Provide cochlear implants for children and young person’s suffering from partial hearing loss.
From our partner club:
Imagine a child born without a basic faculty of hearing...something that we take for granted. Imagine a world where the dance party, loud music, sounds of traffic or chirping of the birds do not evince any interest. Imagine a world where the shouts, cries and laughters are mere visual gesticulations with no emotional chord for someone without the ability to hear them.
Imagine a school for deaf and mute in our city, and it was the recess time. There were hundreds of children who were quietly running around, some just sitting on a bench and staring at the moving figures, others quietly standing along a pole, while a few sat under a tree... trying to talk to each other in sign language.
Their condition moved the Rotarians of Rotary Club of Chandigarh to start a project last year with the support of The Rotary Foundation under its matching grant with Rotary Club of Charlotte, USA, as partner, to not only provide cochlear implant where possible but also extensively examine the children in schools to detect hearing loss and provide hearing aids to them.

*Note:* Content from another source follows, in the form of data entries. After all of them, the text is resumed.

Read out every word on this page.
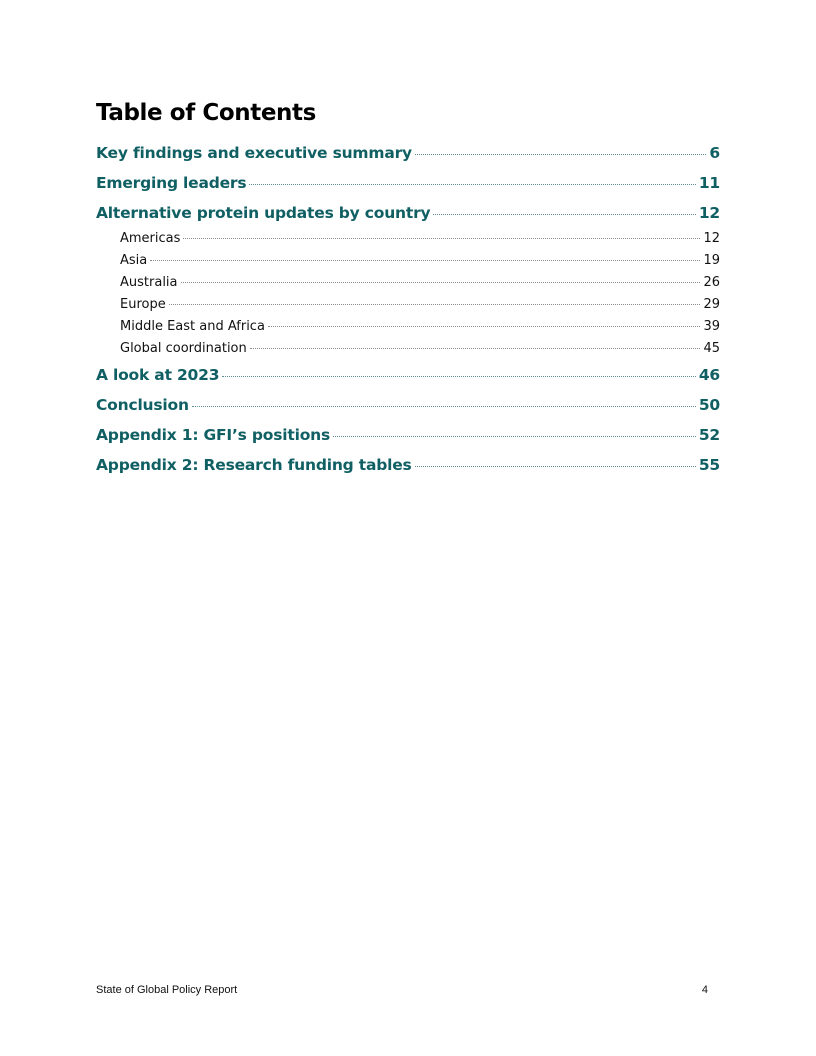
Table of Contents
Key findings and executive summary	6
Emerging leaders	11
Alternative protein updates by country	12
Americas	12
Asia	19
Australia	26
Europe	29
Middle East and Africa	39
Global coordination	45
A look at 2023	46
Conclusion	50
Appendix 1: GFI’s positions	52
Appendix 2: Research funding tables	55
State of Global Policy Report	4
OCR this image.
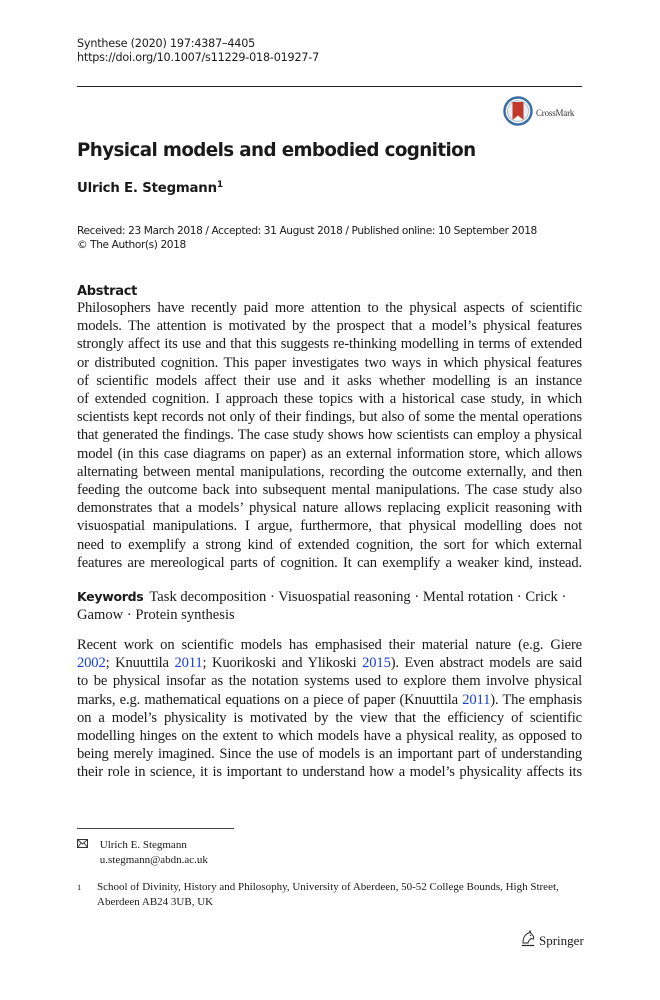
Synthese (2020) 197:4387–4405
https://doi.org/10.1007/s11229-018-01927-7
CrossMark
Physical models and embodied cognition
Ulrich E. Stegmann$^1$
Received: 23 March 2018 / Accepted: 31 August 2018 / Published online: 10 September 2018
© The Author(s) 2018
Abstract
Philosophers have recently paid more attention to the physical aspects of scientific
models. The attention is motivated by the prospect that a model’s physical features
strongly affect its use and that this suggests re-thinking modelling in terms of extended
or distributed cognition. This paper investigates two ways in which physical features
of scientific models affect their use and it asks whether modelling is an instance
of extended cognition. I approach these topics with a historical case study, in which
scientists kept records not only of their findings, but also of some the mental operations
that generated the findings. The case study shows how scientists can employ a physical
model (in this case diagrams on paper) as an external information store, which allows
alternating between mental manipulations, recording the outcome externally, and then
feeding the outcome back into subsequent mental manipulations. The case study also
demonstrates that a models’ physical nature allows replacing explicit reasoning with
visuospatial manipulations. I argue, furthermore, that physical modelling does not
need to exemplify a strong kind of extended cognition, the sort for which external
features are mereological parts of cognition. It can exemplify a weaker kind, instead.
Keywords Task decomposition · Visuospatial reasoning · Mental rotation · Crick ·
Gamow · Protein synthesis
Recent work on scientific models has emphasised their material nature (e.g. Giere
2002; Knuuttila 2011; Kuorikoski and Ylikoski 2015). Even abstract models are said
to be physical insofar as the notation systems used to explore them involve physical
marks, e.g. mathematical equations on a piece of paper (Knuuttila 2011). The emphasis
on a model’s physicality is motivated by the view that the efficiency of scientific
modelling hinges on the extent to which models have a physical reality, as opposed to
being merely imagined. Since the use of models is an important part of understanding
their role in science, it is important to understand how a model’s physicality affects its
Ulrich E. Stegmann
u.stegmann@abdn.ac.uk
1 School of Divinity, History and Philosophy, University of Aberdeen, 50-52 College Bounds, High Street, Aberdeen AB24 3UB, UK
Springer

President Hassan Singh Mejie and Secretary Desh Deepak Khanna along with another member of the club who is a trained audiologist and speech therapist, Rtn. Ritu Chaudhary, came across Patiala School for Deaf, and found that many of the children with hearing impairment had been abandoned by their parents.
Most heart rending part is that during vacations there are many children who have nowhere to go and they stay put in the school's hostel, informed Col. Karminder Singh, Director of Patiala School for the Deaf, and if some of these children can be treated to overcome this physical disability, they would be able to enter the society's mainstream, he added.
The team of Rotarians visited earlier to the school and Rtn. Ritu Chaudhary identified 24 such children who had moderate to severe hearing loss and could possibly hear the sound with the help of hearing aids.
On Tuesday, 17th December, the team drove 80kms through the early morning fog to the school, re-examined them and fitted them appropriate hearing aids.
Though the children would start hearing the sound but would require the support and coaching by a trained audiologist to help them understand various sounds and learn to decipher them and use their vocal chords too, because the deaf students are also mute and can learn to speak only after they hear various sounds, informed Rtn Ritu Chaudhary.
The children after receiving their hearing aids were ecastic and jumped with excitement on hearing the world around them, and once they get to develop their speaking abilities and understand language, they would be able to enjoy their life more fully, Rtn Desh Deepak Khanna said.
According to an estimate, over 24 million children suffer from this debilitating disability and nearly one hundred thousand babies are born every year with profound hearing loss. This project would change lives of many such children who have partial hearing loss, he added.
We spent 90-minutes of our drive back home almost silently; perhaps each one of us was quietly expressing our gratitude to the Almighty for giving us the opportunity to change these little lives, Pres. Hassan S. Mejie said.